Even something as innocuous as a buffet in a synagogue hall can be difficult for a Holocaust survivor who once had to wait in line for meals, not knowing if any food would remain by the time their turn arrived.

This is why professionals who work with survivors have been adopting a new approach called person-centered, trauma-informed (PCTI) care. The idea is to offer services in a way that takes into account a person’s history of trauma and avoids triggering that trauma anew. The PCTI framework is meant to empower survivors and other older adults to make choices about the care they receive.

Jewish agencies are at the forefront of this movement thanks to significant support from the Jewish Federations of North America, which recognized the efficacy of the new approach early on and is funding efforts to spread it widely. Now other institutions that work with once-traumatized populations are adopting these protocols, too.

“PCTI speaks to the sensitivity and awareness of individual clients’ needs,” said Adeena Horowitz, managing director of the Holocaust Survivor Program at New York’s Selfhelp Community Services Inc., one of the Jewish Federations-funded agencies using this new approach. “Our staff is specifically trained on how the impact of their earlier life trauma manifests itself today. It’s extremely important that we not retraumatize them. We have to be aware of those triggers.”

For example, Horowitz said, “if a survivor was in a concentration camp and has dementia, trying to get them to take a shower may upset them because everyone knew that meant you would be gassed.”

Using the person-centered, trauma-informed framework, staff or family caregivers would be sensitive to this and arrange activities such as showering, dental procedures, or attorney visits in ways that minimize triggers and make the individual feel safe.

Much of the work is carried out through the Jewish social service agency infrastructure supported by the Jewish Federations. The federations’ work with survivors is part and parcel of their mission to serve as the backbone — often unseen — of the North American Jewish community.

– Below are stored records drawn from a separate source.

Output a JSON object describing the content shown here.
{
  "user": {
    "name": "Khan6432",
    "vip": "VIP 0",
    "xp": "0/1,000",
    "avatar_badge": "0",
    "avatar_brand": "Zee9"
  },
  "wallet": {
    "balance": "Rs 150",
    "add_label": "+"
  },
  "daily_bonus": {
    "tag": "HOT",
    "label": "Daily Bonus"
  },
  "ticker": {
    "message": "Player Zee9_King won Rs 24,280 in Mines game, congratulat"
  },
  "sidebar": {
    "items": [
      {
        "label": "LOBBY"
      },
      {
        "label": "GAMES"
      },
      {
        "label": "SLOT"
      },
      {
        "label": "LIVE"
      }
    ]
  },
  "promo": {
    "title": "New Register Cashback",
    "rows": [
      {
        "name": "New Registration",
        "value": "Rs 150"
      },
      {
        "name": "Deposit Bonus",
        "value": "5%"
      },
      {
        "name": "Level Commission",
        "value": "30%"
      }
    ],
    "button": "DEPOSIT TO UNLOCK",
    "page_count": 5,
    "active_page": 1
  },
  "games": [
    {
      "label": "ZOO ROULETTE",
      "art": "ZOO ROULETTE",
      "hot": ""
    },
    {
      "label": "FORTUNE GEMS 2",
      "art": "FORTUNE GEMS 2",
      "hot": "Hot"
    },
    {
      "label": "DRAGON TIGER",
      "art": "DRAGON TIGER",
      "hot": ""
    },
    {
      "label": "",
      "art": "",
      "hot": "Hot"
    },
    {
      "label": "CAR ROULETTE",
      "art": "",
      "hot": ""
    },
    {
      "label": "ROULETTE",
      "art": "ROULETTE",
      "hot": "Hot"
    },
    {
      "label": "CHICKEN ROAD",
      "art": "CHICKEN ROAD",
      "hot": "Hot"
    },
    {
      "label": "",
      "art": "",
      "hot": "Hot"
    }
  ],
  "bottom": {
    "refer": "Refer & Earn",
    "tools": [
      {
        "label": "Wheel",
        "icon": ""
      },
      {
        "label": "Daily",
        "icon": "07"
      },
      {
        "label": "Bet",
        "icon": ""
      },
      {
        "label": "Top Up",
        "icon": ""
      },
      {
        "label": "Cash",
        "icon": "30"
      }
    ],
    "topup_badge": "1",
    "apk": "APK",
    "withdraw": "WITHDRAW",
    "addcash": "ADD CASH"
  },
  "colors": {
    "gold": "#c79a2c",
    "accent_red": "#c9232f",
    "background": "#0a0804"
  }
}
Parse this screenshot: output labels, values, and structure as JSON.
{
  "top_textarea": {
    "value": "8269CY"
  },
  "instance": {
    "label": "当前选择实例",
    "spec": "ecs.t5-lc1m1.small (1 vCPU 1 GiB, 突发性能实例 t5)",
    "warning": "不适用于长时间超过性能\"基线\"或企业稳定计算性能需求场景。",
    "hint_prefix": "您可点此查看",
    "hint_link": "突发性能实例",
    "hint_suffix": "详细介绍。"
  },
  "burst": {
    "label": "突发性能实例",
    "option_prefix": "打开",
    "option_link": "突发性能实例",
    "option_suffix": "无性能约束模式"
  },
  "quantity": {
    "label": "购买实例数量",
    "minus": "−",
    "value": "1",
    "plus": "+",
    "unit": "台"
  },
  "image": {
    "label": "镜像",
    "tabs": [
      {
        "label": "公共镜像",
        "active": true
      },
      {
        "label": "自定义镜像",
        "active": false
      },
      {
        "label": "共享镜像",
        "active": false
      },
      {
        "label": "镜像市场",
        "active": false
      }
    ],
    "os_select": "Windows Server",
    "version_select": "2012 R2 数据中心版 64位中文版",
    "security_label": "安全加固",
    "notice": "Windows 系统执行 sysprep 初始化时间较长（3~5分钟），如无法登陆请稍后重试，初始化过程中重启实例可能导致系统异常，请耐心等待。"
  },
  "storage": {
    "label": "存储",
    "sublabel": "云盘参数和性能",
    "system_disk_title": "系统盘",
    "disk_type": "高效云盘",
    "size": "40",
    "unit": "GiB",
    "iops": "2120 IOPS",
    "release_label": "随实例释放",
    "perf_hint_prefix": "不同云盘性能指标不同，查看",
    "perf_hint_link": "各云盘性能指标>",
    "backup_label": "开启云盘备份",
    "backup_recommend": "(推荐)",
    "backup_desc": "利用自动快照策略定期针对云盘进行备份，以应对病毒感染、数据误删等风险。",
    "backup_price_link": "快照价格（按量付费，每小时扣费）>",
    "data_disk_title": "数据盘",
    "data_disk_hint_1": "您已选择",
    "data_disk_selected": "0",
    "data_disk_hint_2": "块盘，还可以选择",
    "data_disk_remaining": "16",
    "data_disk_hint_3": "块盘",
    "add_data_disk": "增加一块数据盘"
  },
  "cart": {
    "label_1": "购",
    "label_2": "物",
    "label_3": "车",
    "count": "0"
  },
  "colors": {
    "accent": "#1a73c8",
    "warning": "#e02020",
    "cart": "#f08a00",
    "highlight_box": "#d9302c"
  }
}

Earlier this year, the Jewish Federations’ Center on Holocaust Survivor Care and Institute on Aging and Trauma awarded 55 grants totaling $5.3 million to organizations across the United States. The money funds social services for thousands of Holocaust survivors, diverse older adults with a history of trauma, and their family caregivers. In turn, the local service providers spread the PCTI approach to other populations.

Shelley Rood Wernick, managing director of the Center on Holocaust Survivor Care, said Jewish Federations are working with the federal government and generous philanthropists to make PCTI care the universal strategy when interacting with anyone over 65. It’s one of the areas where Jewish Federations are reshaping how the community engages with people in their older years.

“We know that as people age, trauma from the past impacts them differently,” Wernick said. “If you have to use a walker or a wheelchair, you know you’re vulnerable, and you can no longer run away from a threat.”

That’s why, for example, when planning a community meal for people who may have experienced extreme hunger, she said, “a PCTI approach would have plated meals and to-go boxes on the table so there’s an expectation that there will be an abundance of food. That’s a low-cost example of systemic change.”

The center has trained 16,000 professionals and volunteers on PCTI care.

For some Holocaust survivors who immigrated to the United States from Ukraine, watching the scenes of devastation from the current war in Ukraine has been triggering. Steve Zakusilo, a program manager and social worker who grew up in Ukraine, said anxiety over the war has affected survivors’ sleep schedules and mental health.

“For people who grew up in Ukraine, it’s a triple trauma, because not only is it happening to their country right now, but it reminds them of what happened in their time. It’s in their face 24/7. For some of them, it’s very hard to switch that button off,” Zakusilo said. “But when you speak their language, and when you’re familiar with the culture of the former Soviet Union they grew up with, you take the anxiety away.”